Avrupa'da çok az ülke İslami finans üzerine çalışıyor. Bunun desteklenmesi ve ilerletilmesi gerekiyor. İslami finans fikrini pazarlamak çok zor. Hatta bunu Müslümanlara pazarlamak, gayrimüslimlere pazarlamaktan daha zor. Çünkü gayrimüslimler en nihayetinde kâra bakıyor. İster inanın ister inanmayın Malezya'daki İslami banka müşterilerinin çoğu gayrimüslimler. Çünkü bunun faydalarının farkındalar. Müslümanlar için bu biraz daha farklı. Müslümanlar her ne kadar İslami kanuna uyumlu çalışsalar da en nihayetinde ne kadar ödeyeceklerini önemsiyorlar. Yani İslami kontratlar mevcut olsa da konvansiyoneli seçiyorlar. Çünkü taksitler daha düşük. Bu da İslam’a dair yanlış algılardan birisi. Müslümanlar genelde faiz yoksa daha ucuz olmalı diye düşünüyorlar ama iktisadın temel dinamiklerini anlamıyorlar."
- "İslami bankalarla çalışan işletmelerin krizi çok daha kolay atlattığını gözlemledik"
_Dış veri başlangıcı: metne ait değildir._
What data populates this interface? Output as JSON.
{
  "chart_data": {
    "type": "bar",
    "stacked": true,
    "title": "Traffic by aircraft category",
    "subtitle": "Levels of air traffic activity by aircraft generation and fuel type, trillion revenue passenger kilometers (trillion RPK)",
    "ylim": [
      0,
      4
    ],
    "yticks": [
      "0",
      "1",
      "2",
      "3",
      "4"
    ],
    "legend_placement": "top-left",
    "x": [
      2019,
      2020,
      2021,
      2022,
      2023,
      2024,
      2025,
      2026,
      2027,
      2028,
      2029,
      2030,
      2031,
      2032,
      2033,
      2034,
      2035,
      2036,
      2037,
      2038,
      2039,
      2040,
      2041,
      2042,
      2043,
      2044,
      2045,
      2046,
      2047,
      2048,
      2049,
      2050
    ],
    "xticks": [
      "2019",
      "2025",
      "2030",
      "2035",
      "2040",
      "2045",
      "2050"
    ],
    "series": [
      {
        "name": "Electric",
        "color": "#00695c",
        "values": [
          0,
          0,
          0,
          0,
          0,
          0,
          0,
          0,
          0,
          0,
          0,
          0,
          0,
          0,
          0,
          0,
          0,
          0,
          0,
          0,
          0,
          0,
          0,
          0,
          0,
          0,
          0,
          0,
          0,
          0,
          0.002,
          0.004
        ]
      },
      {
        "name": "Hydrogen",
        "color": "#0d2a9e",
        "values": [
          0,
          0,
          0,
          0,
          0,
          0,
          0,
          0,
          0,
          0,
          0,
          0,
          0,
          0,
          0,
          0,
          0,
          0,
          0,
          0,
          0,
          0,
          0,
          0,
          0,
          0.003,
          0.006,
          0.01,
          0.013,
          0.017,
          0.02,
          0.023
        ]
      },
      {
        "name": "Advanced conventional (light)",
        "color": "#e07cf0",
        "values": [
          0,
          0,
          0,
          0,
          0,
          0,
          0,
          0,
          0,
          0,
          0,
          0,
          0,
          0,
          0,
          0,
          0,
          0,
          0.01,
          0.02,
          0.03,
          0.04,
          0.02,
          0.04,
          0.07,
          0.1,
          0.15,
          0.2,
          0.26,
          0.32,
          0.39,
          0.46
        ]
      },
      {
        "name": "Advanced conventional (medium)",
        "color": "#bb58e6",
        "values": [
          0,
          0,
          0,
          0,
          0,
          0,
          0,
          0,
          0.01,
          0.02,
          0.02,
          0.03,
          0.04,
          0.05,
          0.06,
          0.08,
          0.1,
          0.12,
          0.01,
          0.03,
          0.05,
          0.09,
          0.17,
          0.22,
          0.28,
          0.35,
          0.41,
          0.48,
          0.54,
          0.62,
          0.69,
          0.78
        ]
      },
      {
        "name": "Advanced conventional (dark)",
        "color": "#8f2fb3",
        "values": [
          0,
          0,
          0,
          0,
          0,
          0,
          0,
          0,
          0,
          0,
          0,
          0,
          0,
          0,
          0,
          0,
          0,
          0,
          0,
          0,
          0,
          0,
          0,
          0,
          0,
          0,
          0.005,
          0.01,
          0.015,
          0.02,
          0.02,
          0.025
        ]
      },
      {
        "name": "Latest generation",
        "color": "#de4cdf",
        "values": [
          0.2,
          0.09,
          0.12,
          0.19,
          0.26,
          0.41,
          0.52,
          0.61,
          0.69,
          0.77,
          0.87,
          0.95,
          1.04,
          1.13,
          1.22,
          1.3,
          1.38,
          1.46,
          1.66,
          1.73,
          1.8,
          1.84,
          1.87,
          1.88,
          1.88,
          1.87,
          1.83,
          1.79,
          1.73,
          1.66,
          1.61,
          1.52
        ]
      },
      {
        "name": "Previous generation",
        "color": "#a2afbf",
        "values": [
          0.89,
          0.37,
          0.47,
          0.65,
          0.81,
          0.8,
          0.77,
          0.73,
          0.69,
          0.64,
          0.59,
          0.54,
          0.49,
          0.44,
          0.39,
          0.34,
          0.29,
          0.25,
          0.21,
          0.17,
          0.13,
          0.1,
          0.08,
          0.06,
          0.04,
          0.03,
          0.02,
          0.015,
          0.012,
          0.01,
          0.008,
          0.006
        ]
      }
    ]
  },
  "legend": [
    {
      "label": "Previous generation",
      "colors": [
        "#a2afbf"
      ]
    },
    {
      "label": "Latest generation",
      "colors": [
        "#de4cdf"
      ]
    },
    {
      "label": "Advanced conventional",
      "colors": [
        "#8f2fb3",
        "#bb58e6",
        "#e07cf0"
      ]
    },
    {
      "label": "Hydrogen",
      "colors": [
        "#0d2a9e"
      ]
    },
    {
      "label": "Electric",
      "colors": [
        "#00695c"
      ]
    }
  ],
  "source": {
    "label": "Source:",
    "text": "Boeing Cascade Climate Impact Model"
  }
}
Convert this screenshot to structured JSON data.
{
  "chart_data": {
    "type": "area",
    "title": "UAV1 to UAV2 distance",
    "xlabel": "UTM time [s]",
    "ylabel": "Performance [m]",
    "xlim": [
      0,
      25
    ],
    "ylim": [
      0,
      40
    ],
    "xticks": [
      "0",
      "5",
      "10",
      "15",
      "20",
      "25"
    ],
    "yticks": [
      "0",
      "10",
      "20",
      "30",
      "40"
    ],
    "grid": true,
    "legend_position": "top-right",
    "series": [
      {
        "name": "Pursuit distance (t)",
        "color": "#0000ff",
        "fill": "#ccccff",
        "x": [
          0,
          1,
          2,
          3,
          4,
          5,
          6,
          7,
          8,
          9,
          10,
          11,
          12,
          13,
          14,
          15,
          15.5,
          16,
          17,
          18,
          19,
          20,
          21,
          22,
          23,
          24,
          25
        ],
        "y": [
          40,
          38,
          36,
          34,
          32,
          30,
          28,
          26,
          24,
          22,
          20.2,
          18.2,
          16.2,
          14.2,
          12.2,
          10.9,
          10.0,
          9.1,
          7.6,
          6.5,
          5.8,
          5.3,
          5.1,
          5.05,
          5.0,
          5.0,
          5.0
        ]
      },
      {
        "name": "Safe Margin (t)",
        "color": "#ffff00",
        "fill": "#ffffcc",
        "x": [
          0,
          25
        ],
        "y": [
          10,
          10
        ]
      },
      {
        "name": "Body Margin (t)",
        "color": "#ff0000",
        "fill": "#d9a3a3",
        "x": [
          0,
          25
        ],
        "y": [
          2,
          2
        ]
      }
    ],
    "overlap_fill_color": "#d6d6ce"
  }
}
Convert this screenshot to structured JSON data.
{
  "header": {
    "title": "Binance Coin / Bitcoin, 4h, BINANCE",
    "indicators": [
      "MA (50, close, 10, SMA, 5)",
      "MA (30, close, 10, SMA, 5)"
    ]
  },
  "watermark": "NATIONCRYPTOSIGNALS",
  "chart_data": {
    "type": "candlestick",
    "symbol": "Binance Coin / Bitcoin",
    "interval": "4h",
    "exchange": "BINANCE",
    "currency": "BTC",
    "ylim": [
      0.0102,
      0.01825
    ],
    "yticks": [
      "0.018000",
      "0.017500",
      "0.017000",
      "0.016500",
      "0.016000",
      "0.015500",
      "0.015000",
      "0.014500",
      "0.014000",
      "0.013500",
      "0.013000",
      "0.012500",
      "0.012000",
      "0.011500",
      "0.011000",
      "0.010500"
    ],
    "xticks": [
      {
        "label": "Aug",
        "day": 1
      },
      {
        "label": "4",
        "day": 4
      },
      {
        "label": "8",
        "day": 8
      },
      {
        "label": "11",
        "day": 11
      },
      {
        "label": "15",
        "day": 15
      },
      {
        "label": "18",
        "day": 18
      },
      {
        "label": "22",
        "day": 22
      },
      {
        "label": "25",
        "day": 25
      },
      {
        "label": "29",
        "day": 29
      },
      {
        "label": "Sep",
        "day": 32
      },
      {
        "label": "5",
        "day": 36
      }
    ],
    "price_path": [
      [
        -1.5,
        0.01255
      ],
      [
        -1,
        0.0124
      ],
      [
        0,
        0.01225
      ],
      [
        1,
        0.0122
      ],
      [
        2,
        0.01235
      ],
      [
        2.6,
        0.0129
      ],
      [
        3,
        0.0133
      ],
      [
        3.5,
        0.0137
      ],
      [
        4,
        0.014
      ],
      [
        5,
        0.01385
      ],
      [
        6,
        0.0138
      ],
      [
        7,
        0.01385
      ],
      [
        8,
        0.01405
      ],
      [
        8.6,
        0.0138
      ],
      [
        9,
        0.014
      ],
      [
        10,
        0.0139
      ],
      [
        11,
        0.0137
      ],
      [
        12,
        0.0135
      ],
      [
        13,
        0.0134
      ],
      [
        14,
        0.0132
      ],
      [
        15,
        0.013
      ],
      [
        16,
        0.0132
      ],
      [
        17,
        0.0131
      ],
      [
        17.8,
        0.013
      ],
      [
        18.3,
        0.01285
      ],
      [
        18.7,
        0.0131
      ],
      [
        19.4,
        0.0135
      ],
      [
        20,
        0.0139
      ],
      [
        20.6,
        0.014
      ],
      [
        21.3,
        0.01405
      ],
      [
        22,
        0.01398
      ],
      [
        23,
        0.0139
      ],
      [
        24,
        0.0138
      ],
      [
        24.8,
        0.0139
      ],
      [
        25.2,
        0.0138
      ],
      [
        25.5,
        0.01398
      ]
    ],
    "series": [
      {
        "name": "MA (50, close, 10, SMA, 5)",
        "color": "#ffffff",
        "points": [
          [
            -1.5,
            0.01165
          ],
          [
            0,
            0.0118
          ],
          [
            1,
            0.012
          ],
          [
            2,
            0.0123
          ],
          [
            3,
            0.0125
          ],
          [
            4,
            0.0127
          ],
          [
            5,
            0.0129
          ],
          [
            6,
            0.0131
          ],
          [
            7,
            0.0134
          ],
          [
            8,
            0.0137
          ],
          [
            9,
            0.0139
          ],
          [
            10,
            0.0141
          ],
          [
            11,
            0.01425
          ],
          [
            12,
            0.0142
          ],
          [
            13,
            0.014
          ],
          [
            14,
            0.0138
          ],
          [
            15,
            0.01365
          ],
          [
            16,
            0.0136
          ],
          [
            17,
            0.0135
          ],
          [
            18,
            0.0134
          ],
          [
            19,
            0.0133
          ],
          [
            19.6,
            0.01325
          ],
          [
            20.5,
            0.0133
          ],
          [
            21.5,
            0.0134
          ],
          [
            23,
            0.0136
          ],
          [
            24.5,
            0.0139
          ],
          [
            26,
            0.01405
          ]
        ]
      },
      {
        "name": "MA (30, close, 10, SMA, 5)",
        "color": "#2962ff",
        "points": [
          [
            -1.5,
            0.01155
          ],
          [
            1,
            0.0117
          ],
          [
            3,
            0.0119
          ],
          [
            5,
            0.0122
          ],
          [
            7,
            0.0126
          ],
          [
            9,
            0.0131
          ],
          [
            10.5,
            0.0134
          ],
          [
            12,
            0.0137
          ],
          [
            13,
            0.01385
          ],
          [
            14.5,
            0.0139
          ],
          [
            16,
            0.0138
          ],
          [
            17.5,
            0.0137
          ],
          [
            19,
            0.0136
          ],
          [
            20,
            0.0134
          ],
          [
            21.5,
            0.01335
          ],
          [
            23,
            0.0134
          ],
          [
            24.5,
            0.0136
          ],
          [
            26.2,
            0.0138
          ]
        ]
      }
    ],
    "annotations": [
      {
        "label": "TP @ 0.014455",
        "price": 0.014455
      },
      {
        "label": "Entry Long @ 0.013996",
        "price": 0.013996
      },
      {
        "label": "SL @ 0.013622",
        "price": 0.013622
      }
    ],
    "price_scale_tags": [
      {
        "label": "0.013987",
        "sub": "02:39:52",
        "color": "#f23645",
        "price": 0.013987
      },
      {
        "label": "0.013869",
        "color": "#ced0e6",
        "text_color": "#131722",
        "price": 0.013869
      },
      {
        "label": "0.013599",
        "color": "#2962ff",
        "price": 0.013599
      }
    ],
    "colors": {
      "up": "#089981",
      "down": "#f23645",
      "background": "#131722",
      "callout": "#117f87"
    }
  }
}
Birleşik Fon Bankası AŞ Genel Müdürü ve Yönetim Kurulu Üyesi Ömer Kalav ise Türkiye'deki faizsiz bankacılık uygulamalarının çok köklü olmadığını söyledi.
Yaptığı bir çalışmaya göre İslami bankalarla çalışan işletmelerin krizi çok daha kolay atlattığını gözlemlediklerini aktaran Kalav, "Buradaki en önemli etken, kriz dönemlerinden İslami bankaların doğasında olan kar payı sisteminin değişmemesi. Yani ekonomi dengesiz bir duruma düştüğünde, faizler hızla yükselmeye başladığında, bankalar faizleri yükseltip para musluklarını kısıyorlar. Ama katılım bankalarında zaten geri çağırma gibi bir şey olmadığından ve belirlenmiş kar oranlarının çok kısa sürede değiştirilememesinden dolayı işletmeler açısından daha avantajlı olduğunu gördük." ifadelerini kullandı.
İstanbul Üniversitesi Öğretim Üyesi Doç. Dr. Mehmet Saraç da İslami finansı anlamak için daha geniş bir çerçeveye ihtiyaç olduğunu, bu çerçevenin de "helal" olduğunu kaydetti.
Toplumun mali hafızasının 20 yıldan kısa olduğunu belirten Saraç, 20 yılda bir insanların bir önceki krizde olanları unuttuğunu ve tarihin tekerrür ettiğini dile getirdi.
Saraç, fıkhın çok iyi oturmuş bir içtihadı olduğuna işaret ederek, "Diğer inançlarda böylesi kapsamlı ve oturmuş bir hukuk sistemi yok. İslam ile diğer inançlar arasındaki temel fark; oturmuş, kapsamlı ve iyi bir içtihat sunuyor olması." diye konuştu.